Las primeras investigaciones apuntan a que el incendio pudo haber sido provocado de manera intencional como parte de una red de extorsión relacionada con el control del transporte informal. Según las autoridades, grupos criminales estarían detrás del ataque para intimidar a conductores y propietarios que se niegan a pagar dinero a cambio de operar en determinadas rutas.
Equipos de bomberos y personal de emergencia trabajaron durante horas para controlar las llamas y recuperar los cuerpos de las víctimas.
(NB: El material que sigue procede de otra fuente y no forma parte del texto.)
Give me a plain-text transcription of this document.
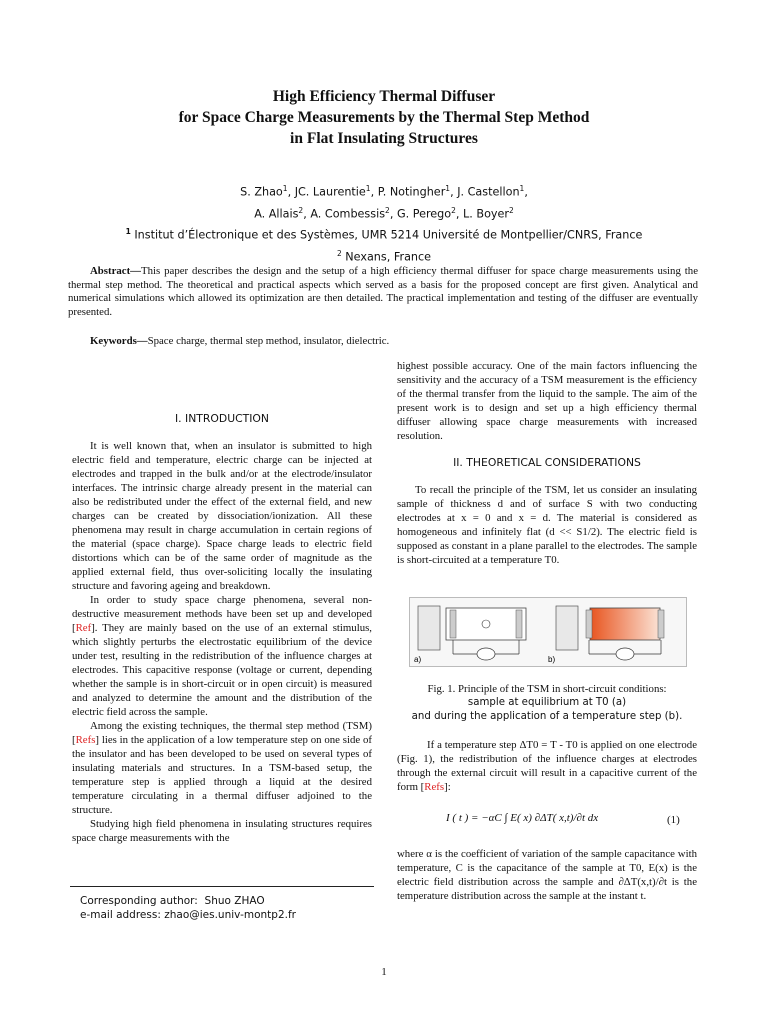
High Efficiency Thermal Diffuser
for Space Charge Measurements by the Thermal Step Method
in Flat Insulating Structures
S. Zhao$^1$, JC. Laurentie$^1$, P. Notingher$^1$, J. Castellon$^1$,
A. Allais$^2$, A. Combessis$^2$, G. Perego$^2$, L. Boyer$^2$
$^1$ Institut d’Électronique et des Systèmes, UMR 5214 Université de Montpellier/CNRS, France
$^2$ Nexans, France
Abstract—This paper describes the design and the setup of a high efficiency thermal diffuser for space charge measurements using the thermal step method. The theoretical and practical aspects which served as a basis for the proposed concept are first given. Analytical and numerical simulations which allowed its optimization are then detailed. The practical implementation and testing of the diffuser are eventually presented.
Keywords—Space charge, thermal step method, insulator, dielectric.
I. INTRODUCTION

It is well known that, when an insulator is submitted to high electric field and temperature, electric charge can be injected at electrodes and trapped in the bulk and/or at the electrode/insulator interfaces. The intrinsic charge already present in the material can also be redistributed under the effect of the external field, and new charges can be created by dissociation/ionization. All these phenomena may result in charge accumulation in certain regions of the material (space charge). Space charge leads to electric field distortions which can be of the same order of magnitude as the applied external field, thus over-soliciting locally the insulating structure and favoring ageing and breakdown.

In order to study space charge phenomena, several non-destructive measurement methods have been set up and developed [Ref]. They are mainly based on the use of an external stimulus, which slightly perturbs the electrostatic equilibrium of the device under test, resulting in the redistribution of the influence charges at electrodes. This capacitive response (voltage or current, depending whether the sample is in short-circuit or in open circuit) is measured and analyzed to determine the amount and the distribution of the electric field across the sample.

Among the existing techniques, the thermal step method (TSM) [Refs] lies in the application of a low temperature step on one side of the insulator and has been developed to be used on several types of insulating materials and structures. In a TSM-based setup, the temperature step is applied through a liquid at the desired temperature circulating in a thermal diffuser adjoined to the structure.

Studying high field phenomena in insulating structures requires space charge measurements with the

highest possible accuracy. One of the main factors influencing the sensitivity and the accuracy of a TSM measurement is the efficiency of the thermal transfer from the liquid to the sample. The aim of the present work is to design and set up a high efficiency thermal diffuser allowing space charge measurements with increased resolution.

II. THEORETICAL CONSIDERATIONS

To recall the principle of the TSM, let us consider an insulating sample of thickness d and of surface S with two conducting electrodes at x = 0 and x = d. The material is considered as homogeneous and infinitely flat (d << S1/2). The electric field is supposed as constant in a plane parallel to the electrodes. The sample is short-circuited at a temperature T0.

a)	b)
Fig. 1. Principle of the TSM in short-circuit conditions:
sample at equilibrium at T0 (a)
and during the application of a temperature step (b).

If a temperature step ΔT0 = T - T0 is applied on one electrode (Fig. 1), the redistribution of the influence charges at electrodes through the external circuit will result in a capacitive current of the form [Refs]:

I ( t ) = −αC ∫ E( x) ∂ΔT( x,t)/∂t dx	(1)

where α is the coefficient of variation of the sample capacitance with temperature, C is the capacitance of the sample at T0, E(x) is the electric field distribution across the sample and ∂ΔT(x,t)/∂t is the temperature distribution across the sample at the instant t.

Corresponding author: Shuo ZHAO
e-mail address: zhao@ies.univ-montp2.fr
1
Mientras tanto, la Policía Nacional del Perú y la Fiscalía recopilan pruebas y testimonios para esclarecer lo ocurrido e identificar a los responsables.
El caso ha generado indignación en todo el país y reabrió el debate sobre el aumento de las extorsiones y la violencia vinculada al crimen organizado. El Gobierno aseguró que reforzará los operativos de seguridad en las zonas más afectadas y prometió que los responsables serán llevados ante la justicia.